Vibe Coding: 対話駆動・体験中心
「こういう感じのアプリを作りたい」「もう少し可愛くして」「ボタンを押したら花火が出るようにして」――こうした抽象的でフィーリング寄りの指示を投げ、AIが具体実装を担当します。人間は完成形のイメージとユーザー体験にフォーカスします。
Vibe Codingの3つのメリット
- 圧倒的なスピード: アイデアから動くプロトタイプまで30分以内
- 創造性の解放: 文法に縛られず発想に集中できる
- 非エンジニア参入: コーディング未経験者でもアプリが作れる
あるスタートアップでは、Vibe Codingを取り入れたことで企画から最初のリリースまでの期間が3ヶ月から3週間に短縮されました。
実践方法5ステップ
- イメージを言語化: 作りたい体験を箇条書きで書き出します
- AIに語りかける: Claude CodeやCursorに「こんな雰囲気のアプリを作って」と指示
- 動かして反応する: 出てきたものをまず動かし、感想を伝えます
- 微調整を繰り返す: 「もう少しダークに」「ボタンを大きく」など対話で修正
- 満足したら公開: VercelやFlyにそのままデプロイ
このサイクルを1日に5〜10回回すのがVibe Codingの真骨頂です。
2026年における注意点
1. コードの理解は最低限必要
「完全に丸投げ」では本番運用に耐えるシステムは作れません。
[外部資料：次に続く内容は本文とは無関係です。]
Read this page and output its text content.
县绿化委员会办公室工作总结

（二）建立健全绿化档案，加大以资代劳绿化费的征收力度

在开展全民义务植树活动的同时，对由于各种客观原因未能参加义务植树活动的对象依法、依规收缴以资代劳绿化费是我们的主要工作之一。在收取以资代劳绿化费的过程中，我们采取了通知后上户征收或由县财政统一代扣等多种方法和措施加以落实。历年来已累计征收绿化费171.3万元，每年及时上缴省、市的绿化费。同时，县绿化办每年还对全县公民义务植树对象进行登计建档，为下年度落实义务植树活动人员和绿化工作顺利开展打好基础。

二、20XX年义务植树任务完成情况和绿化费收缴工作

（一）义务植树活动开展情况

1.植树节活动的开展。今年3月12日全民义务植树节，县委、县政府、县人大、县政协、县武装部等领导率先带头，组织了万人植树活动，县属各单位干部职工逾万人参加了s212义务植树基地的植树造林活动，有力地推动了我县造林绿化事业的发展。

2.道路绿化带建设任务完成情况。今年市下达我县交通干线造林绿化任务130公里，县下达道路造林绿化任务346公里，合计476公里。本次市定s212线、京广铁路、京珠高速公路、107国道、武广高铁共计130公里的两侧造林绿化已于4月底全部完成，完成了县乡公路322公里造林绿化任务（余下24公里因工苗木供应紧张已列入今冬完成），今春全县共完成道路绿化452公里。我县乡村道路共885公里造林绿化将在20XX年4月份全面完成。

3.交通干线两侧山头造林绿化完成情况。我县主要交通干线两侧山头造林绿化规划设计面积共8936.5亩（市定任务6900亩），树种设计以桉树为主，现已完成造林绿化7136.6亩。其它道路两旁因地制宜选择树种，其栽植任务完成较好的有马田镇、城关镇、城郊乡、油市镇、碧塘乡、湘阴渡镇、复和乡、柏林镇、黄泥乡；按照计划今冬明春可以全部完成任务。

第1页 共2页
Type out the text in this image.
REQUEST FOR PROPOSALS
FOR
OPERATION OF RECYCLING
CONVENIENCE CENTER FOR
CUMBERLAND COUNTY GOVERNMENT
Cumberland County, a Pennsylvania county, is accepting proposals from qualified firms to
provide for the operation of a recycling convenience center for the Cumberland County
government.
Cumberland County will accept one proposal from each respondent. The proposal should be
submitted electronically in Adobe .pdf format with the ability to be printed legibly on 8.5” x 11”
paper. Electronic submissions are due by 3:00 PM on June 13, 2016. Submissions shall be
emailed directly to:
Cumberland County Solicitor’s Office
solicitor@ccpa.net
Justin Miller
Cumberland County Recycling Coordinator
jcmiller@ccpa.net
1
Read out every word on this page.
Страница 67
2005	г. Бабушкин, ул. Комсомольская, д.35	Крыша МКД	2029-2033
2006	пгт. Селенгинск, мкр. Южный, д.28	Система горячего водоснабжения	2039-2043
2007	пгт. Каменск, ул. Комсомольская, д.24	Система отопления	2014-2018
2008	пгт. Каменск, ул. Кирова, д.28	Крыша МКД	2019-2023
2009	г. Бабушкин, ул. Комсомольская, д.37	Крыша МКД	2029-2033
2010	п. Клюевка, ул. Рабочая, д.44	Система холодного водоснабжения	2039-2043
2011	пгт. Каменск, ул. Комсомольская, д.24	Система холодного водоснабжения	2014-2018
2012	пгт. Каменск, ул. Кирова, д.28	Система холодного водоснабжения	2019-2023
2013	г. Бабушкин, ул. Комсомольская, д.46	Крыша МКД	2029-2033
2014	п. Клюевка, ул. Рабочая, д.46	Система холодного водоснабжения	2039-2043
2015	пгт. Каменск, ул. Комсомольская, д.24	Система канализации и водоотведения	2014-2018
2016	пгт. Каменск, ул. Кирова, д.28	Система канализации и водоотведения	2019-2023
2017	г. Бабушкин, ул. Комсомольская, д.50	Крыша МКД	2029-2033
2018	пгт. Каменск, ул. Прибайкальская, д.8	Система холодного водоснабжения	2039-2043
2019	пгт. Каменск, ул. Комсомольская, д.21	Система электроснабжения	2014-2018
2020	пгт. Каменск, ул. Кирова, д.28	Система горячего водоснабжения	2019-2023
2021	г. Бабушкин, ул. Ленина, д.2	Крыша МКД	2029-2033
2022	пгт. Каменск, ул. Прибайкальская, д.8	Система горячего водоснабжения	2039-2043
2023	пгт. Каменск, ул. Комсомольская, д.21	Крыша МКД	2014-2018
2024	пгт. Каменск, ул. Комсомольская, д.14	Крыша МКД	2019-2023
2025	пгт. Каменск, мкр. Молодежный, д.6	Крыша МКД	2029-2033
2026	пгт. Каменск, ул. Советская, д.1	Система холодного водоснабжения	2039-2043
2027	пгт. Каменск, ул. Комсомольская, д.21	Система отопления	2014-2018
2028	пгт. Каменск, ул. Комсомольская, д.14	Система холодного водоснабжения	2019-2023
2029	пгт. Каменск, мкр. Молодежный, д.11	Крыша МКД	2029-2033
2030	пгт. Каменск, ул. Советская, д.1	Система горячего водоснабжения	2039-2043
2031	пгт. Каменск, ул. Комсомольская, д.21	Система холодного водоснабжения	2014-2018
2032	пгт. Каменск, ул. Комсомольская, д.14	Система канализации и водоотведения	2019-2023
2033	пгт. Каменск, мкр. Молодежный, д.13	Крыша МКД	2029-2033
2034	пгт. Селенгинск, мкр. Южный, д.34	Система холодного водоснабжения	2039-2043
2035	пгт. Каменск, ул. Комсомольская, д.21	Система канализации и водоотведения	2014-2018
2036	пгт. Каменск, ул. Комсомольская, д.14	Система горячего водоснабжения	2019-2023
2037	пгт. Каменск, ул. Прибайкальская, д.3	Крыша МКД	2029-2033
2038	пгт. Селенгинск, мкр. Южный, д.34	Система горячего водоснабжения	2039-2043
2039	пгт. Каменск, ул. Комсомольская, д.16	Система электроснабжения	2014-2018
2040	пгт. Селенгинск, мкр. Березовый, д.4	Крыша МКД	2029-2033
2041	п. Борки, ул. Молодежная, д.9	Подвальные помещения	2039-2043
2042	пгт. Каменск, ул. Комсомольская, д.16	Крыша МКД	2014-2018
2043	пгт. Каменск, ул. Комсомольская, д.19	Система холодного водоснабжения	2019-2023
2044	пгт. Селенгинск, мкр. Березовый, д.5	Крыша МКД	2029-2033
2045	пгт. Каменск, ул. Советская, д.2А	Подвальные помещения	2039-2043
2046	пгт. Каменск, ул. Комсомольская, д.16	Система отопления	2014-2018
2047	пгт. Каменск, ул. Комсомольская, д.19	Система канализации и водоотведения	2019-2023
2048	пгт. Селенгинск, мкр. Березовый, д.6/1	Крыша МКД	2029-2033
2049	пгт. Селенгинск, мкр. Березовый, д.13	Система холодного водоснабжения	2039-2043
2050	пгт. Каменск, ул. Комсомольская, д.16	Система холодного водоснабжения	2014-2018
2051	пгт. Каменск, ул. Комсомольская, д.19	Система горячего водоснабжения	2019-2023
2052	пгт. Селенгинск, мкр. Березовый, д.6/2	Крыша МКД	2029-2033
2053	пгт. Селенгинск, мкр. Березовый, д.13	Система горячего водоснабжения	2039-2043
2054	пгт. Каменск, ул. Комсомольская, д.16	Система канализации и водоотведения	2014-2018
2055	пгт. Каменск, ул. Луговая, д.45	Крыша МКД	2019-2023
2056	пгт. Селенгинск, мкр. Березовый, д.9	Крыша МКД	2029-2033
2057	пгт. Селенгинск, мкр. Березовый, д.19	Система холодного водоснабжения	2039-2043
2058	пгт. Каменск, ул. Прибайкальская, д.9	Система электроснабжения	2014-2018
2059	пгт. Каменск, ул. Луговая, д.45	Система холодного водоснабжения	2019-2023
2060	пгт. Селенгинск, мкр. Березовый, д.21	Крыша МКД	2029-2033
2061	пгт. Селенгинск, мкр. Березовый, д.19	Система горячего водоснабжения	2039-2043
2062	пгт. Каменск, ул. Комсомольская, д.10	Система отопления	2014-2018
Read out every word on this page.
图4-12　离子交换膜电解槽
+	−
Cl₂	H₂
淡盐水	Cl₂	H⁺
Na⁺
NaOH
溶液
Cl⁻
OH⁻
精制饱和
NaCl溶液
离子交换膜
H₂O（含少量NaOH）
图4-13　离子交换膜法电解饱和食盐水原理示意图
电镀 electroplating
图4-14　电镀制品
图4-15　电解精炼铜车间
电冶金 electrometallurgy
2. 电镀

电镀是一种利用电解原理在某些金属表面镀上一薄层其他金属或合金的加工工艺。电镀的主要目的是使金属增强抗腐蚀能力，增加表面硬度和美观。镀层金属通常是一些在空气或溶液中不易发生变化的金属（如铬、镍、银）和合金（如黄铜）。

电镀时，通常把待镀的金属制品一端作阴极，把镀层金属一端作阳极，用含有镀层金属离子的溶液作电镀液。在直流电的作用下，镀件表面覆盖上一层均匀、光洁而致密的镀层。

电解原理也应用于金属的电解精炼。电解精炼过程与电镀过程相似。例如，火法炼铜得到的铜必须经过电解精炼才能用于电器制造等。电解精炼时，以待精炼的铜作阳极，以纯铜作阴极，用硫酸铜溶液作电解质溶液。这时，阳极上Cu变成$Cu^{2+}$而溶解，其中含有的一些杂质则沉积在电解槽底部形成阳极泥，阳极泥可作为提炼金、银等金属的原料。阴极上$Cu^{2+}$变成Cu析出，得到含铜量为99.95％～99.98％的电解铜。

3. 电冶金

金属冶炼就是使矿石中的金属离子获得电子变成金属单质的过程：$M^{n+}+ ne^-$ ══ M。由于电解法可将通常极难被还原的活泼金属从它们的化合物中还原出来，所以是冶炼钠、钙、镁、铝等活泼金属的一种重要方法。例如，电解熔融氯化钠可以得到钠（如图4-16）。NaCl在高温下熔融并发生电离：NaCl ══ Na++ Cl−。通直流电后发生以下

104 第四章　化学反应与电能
HTTPやDBの基礎概念は持っておくべきです。
2. セキュリティに穴が空きやすい
AIが書いたコードはセキュリティ的に甘いことがあります。本番リリース前にセキュリティレビューを必ず実施しましょう。
3. テストの自動化を忘れない
雰囲気で作っただけだと、後から壊れます。最低限のE2Eテストはセットで生成させるのが賢明です。
Vibe Codingに向いている場面
- 新規アイデアのプロトタイプ
- 社内ツールやLP
- ハッカソンや個人開発
Vibe Codingに向かない場面
- 大規模なエンタープライズシステム
- 金融・医療などミッションクリティカル領域
- 高度な性能チューニング
- 厳密な型安全性を求める基盤コード
- 長期保守が前提の社内ツール
Vibe Codingを身につけるためのコツ
Vibe Codingは一見ゆるそうな開発スタイルですが、実は言語化の精度と体験デザインの感度が問われます。日頃から優れたUIを観察し、なぜ気持ち良いと感じたのかを言語化する習慣をつけることで、AIへの指示が研ぎ澄まされていきます。また、修正回数を恐れず、1日数十回の対話を繰り返す姿勢が成長の鍵です。
まとめ
Vibe Codingは2026年のAIネイティブ開発を象徴する新しいスタイルです。コードを書くことではなく、ユーザー体験を設計することにフォーカスできるこの手法は、特にスタートアップや個人開発で強力な武器になります。一方で、本番運用するならテストとセキュリティを忘れずに。あなたも今日から、AIに「ちょっとカッコいい感じで作って」と話しかけるところから始めてみてください。